My concerns with the psychedelic community - from 2003 onward, I spent three years watching, reading, and listening to every McKenna lecture, video, essay, and book in existence. I switched my major to biology and transferred to JMU. I ingested DMT with peganum harmala, DXM with psilocybin, experimented with analog research chemicals, and all and everything in between thousands upon thousands of times. I questioned everything in my world - But did we ever question McKenna himself?
McKenna and his legacy needs no apology nor any lionization from me - he's been worshiped across the world as a hero, a savior, a saint, a guru, and "one of the most important people in the history of mankind," and so forth. But many hero worshipers were guilty of creating the beginning formations of a traditional death cult in his name, and all the signs were there - complete with an unquestionable leader, an end of the world prophecy date, and a life and death call to action.

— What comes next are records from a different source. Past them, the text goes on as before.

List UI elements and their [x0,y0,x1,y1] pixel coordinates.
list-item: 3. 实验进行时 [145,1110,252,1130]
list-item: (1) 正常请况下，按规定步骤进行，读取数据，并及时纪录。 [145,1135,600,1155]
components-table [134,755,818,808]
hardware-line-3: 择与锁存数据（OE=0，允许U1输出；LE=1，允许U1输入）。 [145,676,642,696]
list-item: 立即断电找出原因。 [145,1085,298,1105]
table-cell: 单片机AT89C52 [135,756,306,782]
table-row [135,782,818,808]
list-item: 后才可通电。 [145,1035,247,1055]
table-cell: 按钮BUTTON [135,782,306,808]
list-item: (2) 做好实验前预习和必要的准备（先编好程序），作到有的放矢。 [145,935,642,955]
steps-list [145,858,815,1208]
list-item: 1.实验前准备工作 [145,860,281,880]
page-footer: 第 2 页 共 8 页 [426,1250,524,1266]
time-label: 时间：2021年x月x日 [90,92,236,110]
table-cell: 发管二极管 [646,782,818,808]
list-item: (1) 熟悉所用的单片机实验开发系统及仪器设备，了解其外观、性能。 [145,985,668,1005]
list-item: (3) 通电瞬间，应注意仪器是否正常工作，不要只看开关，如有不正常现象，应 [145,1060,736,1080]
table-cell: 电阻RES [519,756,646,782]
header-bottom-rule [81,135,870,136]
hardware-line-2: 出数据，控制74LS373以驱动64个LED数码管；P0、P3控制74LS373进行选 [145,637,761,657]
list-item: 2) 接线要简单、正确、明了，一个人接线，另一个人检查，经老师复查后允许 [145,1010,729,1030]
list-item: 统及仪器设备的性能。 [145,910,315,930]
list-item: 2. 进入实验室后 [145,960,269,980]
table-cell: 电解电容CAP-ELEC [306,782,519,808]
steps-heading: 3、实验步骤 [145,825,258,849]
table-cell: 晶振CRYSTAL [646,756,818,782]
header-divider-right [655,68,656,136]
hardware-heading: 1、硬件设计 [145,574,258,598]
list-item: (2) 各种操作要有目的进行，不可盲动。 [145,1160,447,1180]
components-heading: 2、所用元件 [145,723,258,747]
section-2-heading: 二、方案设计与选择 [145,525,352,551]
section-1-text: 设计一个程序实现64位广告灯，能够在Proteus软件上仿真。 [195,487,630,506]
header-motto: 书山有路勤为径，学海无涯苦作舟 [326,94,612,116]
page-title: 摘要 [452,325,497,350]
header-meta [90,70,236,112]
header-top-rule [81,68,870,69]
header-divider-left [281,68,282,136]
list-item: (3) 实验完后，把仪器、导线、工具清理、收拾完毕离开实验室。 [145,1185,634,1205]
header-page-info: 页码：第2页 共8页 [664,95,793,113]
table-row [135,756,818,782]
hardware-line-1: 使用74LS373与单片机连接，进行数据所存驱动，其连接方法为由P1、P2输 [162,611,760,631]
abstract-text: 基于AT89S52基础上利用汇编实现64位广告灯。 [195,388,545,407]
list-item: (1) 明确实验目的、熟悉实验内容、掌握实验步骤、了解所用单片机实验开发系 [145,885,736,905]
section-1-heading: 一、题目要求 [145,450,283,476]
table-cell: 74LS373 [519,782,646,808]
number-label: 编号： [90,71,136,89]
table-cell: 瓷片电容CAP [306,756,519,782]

But the "question everything" mentality didn't(and still doesn't) seem to include the opinions of McKenna himself. In this community, the unabashed ingestion of large doses of drugs was considered party line, an unquestionable virtue. Changing the world through self-medication became the call to action. But was McKenna overly cavalier in his promotion of psychedelics?
McKenna's legacy is well established, just a decade after his death his books are enshrined next to Nietzsche at Barnes and Noble. But what of this nagging unfortunate aspect of that legacy in the west? McKenna was a strong opponent of post-modern dread and nihilism - But is the psychedelic community partly to blame for postmodern nihilism? Were McKenna's philosophies helplful to establishing the transhumanist movement?